Short-Run Cost Functions

  • The total short-run cost function is expressed as:

    • C(q) = F + wl(q)

      • F = fixed costs

      • wl(q) = variable costs dependent on output level.

  • Variable Costs:

    • V(q) = C - F = wl(q).

      • Total production costs consist of both fixed and variable costs.

  • Marginal Costs (MC):

    • MC at production level q represents the additional cost of producing one more unit.

  • Average Total Costs (ATC):

    • ATC at production level q indicates the cost per unit produced at that level.

  • Average Variable Costs (AVC):

    • AVC at production level q indicates the average of variable costs per unit produced.

Behavior of Costs

  • At zero output (q=0):

    • Total Cost (C) equals Fixed Costs (F).

    • Average Cost (AC) = ∞ and AVC = MC.

  • Relationship of MC and AVC:

    • If MC < AVC, then AVC is decreasing.

    • If MC > AVC, then AVC is increasing.

    • If MC = AVC, AVC is constant at its minimum.

Long-Run Cost Functions

Characteristics of Long-Run Costs

  • In long run, all inputs (plant size, labor) are variable.

  • Iso-quants and Iso-cost Lines:

    • These concepts help in determining long-run total cost.

  • Long-run total costs are defined by the minimum possible cost at any output level, with all inputs variable.

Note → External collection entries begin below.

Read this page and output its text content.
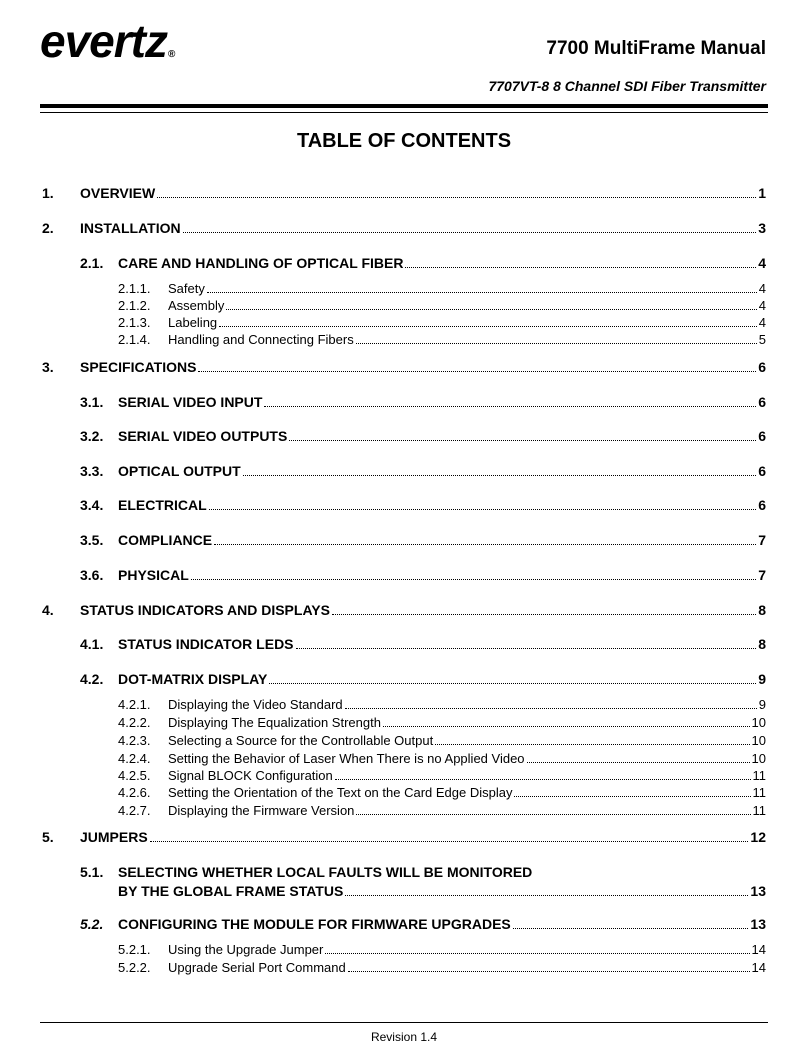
evertz®	7700 MultiFrame Manual
7707VT-8 8 Channel SDI Fiber Transmitter
TABLE OF CONTENTS
1.	OVERVIEW	1
2.	INSTALLATION	3
2.1.	CARE AND HANDLING OF OPTICAL FIBER	4
2.1.1.	Safety	4
2.1.2.	Assembly	4
2.1.3.	Labeling	4
2.1.4.	Handling and Connecting Fibers	5
3.	SPECIFICATIONS	6
3.1.	SERIAL VIDEO INPUT	6
3.2.	SERIAL VIDEO OUTPUTS	6
3.3.	OPTICAL OUTPUT	6
3.4.	ELECTRICAL	6
3.5.	COMPLIANCE	7
3.6.	PHYSICAL	7
4.	STATUS INDICATORS AND DISPLAYS	8
4.1.	STATUS INDICATOR LEDS	8
4.2.	DOT-MATRIX DISPLAY	9
4.2.1.	Displaying the Video Standard	9
4.2.2.	Displaying The Equalization Strength	10
4.2.3.	Selecting a Source for the Controllable Output	10
4.2.4.	Setting the Behavior of Laser When There is no Applied Video	10
4.2.5.	Signal BLOCK Configuration	11
4.2.6.	Setting the Orientation of the Text on the Card Edge Display	11
4.2.7.	Displaying the Firmware Version	11
5.	JUMPERS	12
5.1.	SELECTING WHETHER LOCAL FAULTS WILL BE MONITORED
BY THE GLOBAL FRAME STATUS	13
5.2.	CONFIGURING THE MODULE FOR FIRMWARE UPGRADES	13
5.2.1.	Using the Upgrade Jumper	14
5.2.2.	Upgrade Serial Port Command	14
Revision 1.4
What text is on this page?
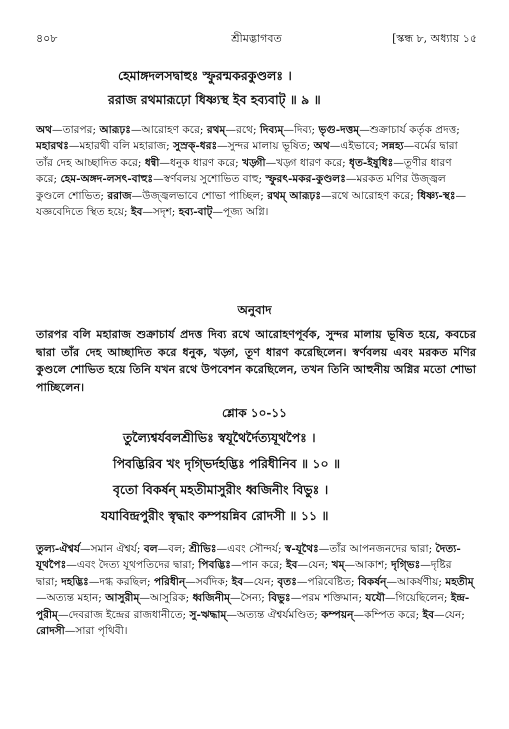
৪০৮	শ্রীমদ্ভাগবত	[স্কন্ধ ৮, অধ্যায় ১৫
হেমাঙ্গদলসদ্বাহুঃ স্ফুরন্মকরকুণ্ডলঃ ।
ররাজ রথমারূঢ়ো ধিষ্ণ্যস্থ ইব হব্যবাট্ ॥ ৯ ॥
অথ—তারপর; আরূঢ়ঃ—আরোহণ করে; রথম্—রথে; দিব্যম্—দিব্য; ভৃগু-দত্তম্—শুক্রাচার্য কর্তৃক প্রদত্ত; মহারথঃ—মহারথী বলি মহারাজ; সুস্রক্-ধরঃ—সুন্দর মালায় ভূষিত; অথ—এইভাবে; সন্নহ্য—বর্মের দ্বারা তাঁর দেহ আচ্ছাদিত করে; ধন্বী—ধনুক ধারণ করে; খড়্গী—খড়্গ ধারণ করে; ধৃত-ইষুধিঃ—তূণীর ধারণ করে; হেম-অঙ্গদ-লসৎ-বাহুঃ—স্বর্ণবলয় সুশোভিত বাহু; স্ফুরৎ-মকর-কুণ্ডলঃ—মরকত মণির উজ্জ্বল কুণ্ডলে শোভিত; ররাজ—উজ্জ্বলভাবে শোভা পাচ্ছিল; রথম্ আরূঢ়ঃ—রথে আরোহণ করে; ধিষ্ণ্য-স্থঃ—যজ্ঞবেদিতে স্থিত হয়ে; ইব—সদৃশ; হব্য-বাট্—পূজ্য অগ্নি।
অনুবাদ
তারপর বলি মহারাজ শুক্রাচার্য প্রদত্ত দিব্য রথে আরোহণপূর্বক, সুন্দর মালায় ভূষিত হয়ে, কবচের দ্বারা তাঁর দেহ আচ্ছাদিত করে ধনুক, খড়্গ, তূণ ধারণ করেছিলেন। স্বর্ণবলয় এবং মরকত মণির কুণ্ডলে শোভিত হয়ে তিনি যখন রথে উপবেশন করেছিলেন, তখন তিনি আহুনীয় অগ্নির মতো শোভা পাচ্ছিলেন।
শ্লোক ১০-১১
তুল্যৈশ্বর্যবলশ্রীভিঃ স্বযূথৈর্দৈত্যযূথপৈঃ ।
পিবদ্ভিরিব খং দৃগ্ভির্দহদ্ভিঃ পরিধীনিব ॥ ১০ ॥
বৃতো বিকর্ষন্ মহতীমাসুরীং ধ্বজিনীং বিভুঃ ।
যযাবিন্দ্রপুরীং স্বৃদ্ধাং কম্পয়ন্নিব রোদসী ॥ ১১ ॥
তুল্য-ঐশ্বর্য—সমান ঐশ্বর্য; বল—বল; শ্রীভিঃ—এবং সৌন্দর্য; স্ব-যূথৈঃ—তাঁর আপনজনদের দ্বারা; দৈত্য-যূথপৈঃ—এবং দৈত্য যূথপতিদের দ্বারা; পিবদ্ভিঃ—পান করে; ইব—যেন; খম্—আকাশ; দৃগ্ভিঃ—দৃষ্টির দ্বারা; দহদ্ভিঃ—দগ্ধ করছিল; পরিধীন্—সর্বদিক; ইব—যেন; বৃতঃ—পরিবেষ্টিত; বিকর্ষন্—আকর্ষণীয়; মহতীম্—অত্যন্ত মহান; আসুরীম্—আসুরিক; ধ্বজিনীম্—সৈন্য; বিভুঃ—পরম শক্তিমান; যযৌ—গিয়েছিলেন; ইন্দ্র-পুরীম্—দেবরাজ ইন্দ্রের রাজধানীতে; সু-ঋদ্ধাম্—অত্যন্ত ঐশ্বর্যমণ্ডিত; কম্পয়ন্—কম্পিত করে; ইব—যেন; রোদসী—সারা পৃথিবী।
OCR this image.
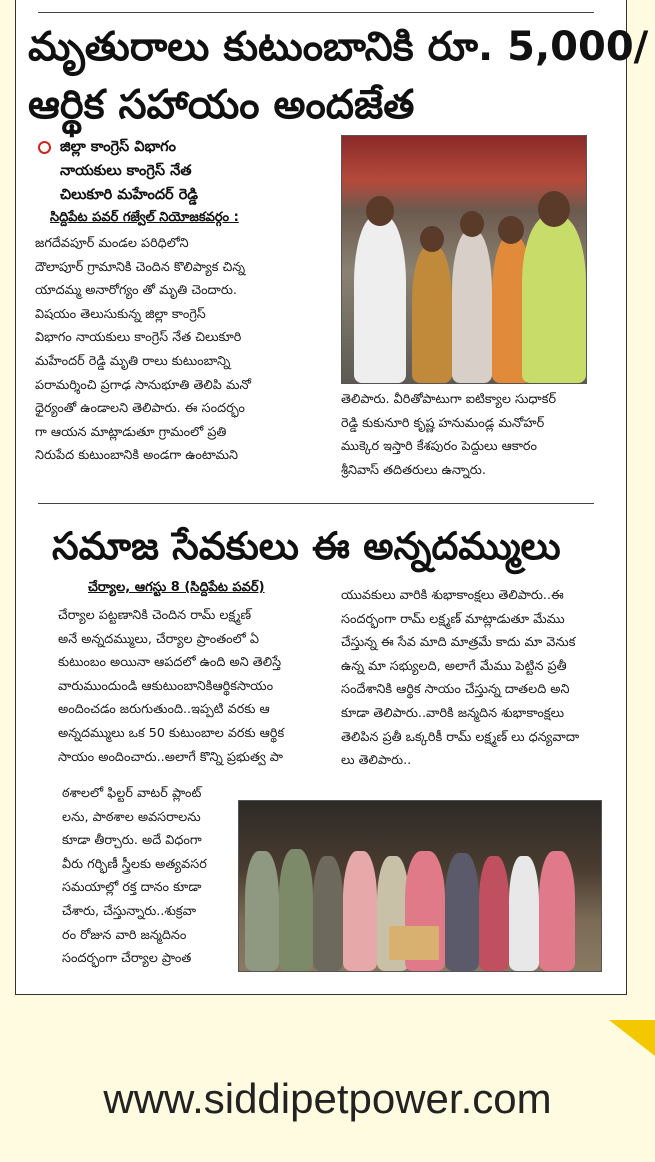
మృతురాలు కుటుంబానికి రూ. 5,000/
ఆర్థిక సహాయం అందజేత
జిల్లా కాంగ్రెస్ విభాగం
నాయకులు కాంగ్రెస్ నేత
చిలుకూరి మహేందర్ రెడ్డి
సిద్దిపేట పవర్ గజ్వేల్ నియోజకవర్గం :
జగదేవపూర్ మండల పరిధిలోని
దౌలాపూర్ గ్రామానికి చెందిన కొలిప్యాక చిన్న
యాదమ్మ అనారోగ్యం తో మృతి చెందారు.
విషయం తెలుసుకున్న జిల్లా కాంగ్రెస్
విభాగం నాయకులు కాంగ్రెస్ నేత చిలుకూరి
మహేందర్ రెడ్డి మృతి రాలు కుటుంబాన్ని
పరామర్శించి ప్రగాఢ సానుభూతి తెలిపి మనో
ధైర్యంతో ఉండాలని తెలిపారు. ఈ సందర్భం
గా ఆయన మాట్లాడుతూ గ్రామంలో ప్రతి
నిరుపేద కుటుంబానికి అండగా ఉంటామని
తెలిపారు. వీరితోపాటుగా ఐటిక్యాల సుధాకర్
రెడ్డి కుకునూరి కృష్ణ హనుమండ్ల మనోహర్
ముక్కెర ఇస్తారి కేశపురం పెద్దులు ఆకారం
శ్రీనివాస్ తదితరులు ఉన్నారు.
సమాజ సేవకులు ఈ అన్నదమ్ములు
చేర్యాల, ఆగస్టు 8 (సిద్దిపేట పవర్)
చేర్యాల పట్టణానికి చెందిన రామ్ లక్ష్మణ్
అనే అన్నదమ్ములు, చేర్యాల ప్రాంతంలో ఏ
కుటుంబం అయినా ఆపదలో ఉంది అని తెలిస్తే
వారుముందుండి ఆకుటుంబానికిఆర్థికసాయం
అందించడం జరుగుతుంది..ఇప్పటి వరకు ఆ
అన్నదమ్ములు ఒక 50 కుటుంబాల వరకు ఆర్థిక
సాయం అందించారు..అలాగే కొన్ని ప్రభుత్వ పా
ఠశాలలో ఫిల్టర్ వాటర్ ప్లాంట్
లను, పాఠశాల అవసరాలను
కూడా తీర్చారు. అదే విధంగా
వీరు గర్భిణీ స్త్రీలకు అత్యవసర
సమయాల్లో రక్త దానం కూడా
చేశారు, చేస్తున్నారు..శుక్రవా
రం రోజున వారి జన్మదినం
సందర్భంగా చేర్యాల ప్రాంత
యువకులు వారికి శుభాకాంక్షలు తెలిపారు..ఈ
సందర్భంగా రామ్ లక్ష్మణ్ మాట్లాడుతూ మేము
చేస్తున్న ఈ సేవ మాది మాత్రమే కాదు మా వెనుక
ఉన్న మా సభ్యులది, అలాగే మేము పెట్టిన ప్రతీ
సందేశానికి ఆర్థిక సాయం చేస్తున్న దాతలది అని
కూడా తెలిపారు..వారికి జన్మదిన శుభాకాంక్షలు
తెలిపిన ప్రతీ ఒక్కరికీ రామ్ లక్ష్మణ్ లు ధన్యవాదా
లు తెలిపారు..
www.siddipetpower.com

Visualizing Long-Run Costs

  • Multiple Short-run Total Cost curves (SRTC) can be derived for varying values of k.

  • Long-Run Average Cost (LRAC) is determined from the point of minimum cost along the SRTC.

Conclusion

  • Understanding costs in both short and long runs is vital for sound economic decision-making in production.

  • The interplay between fixed and variable costs necessitates careful analysis for effective production strategies.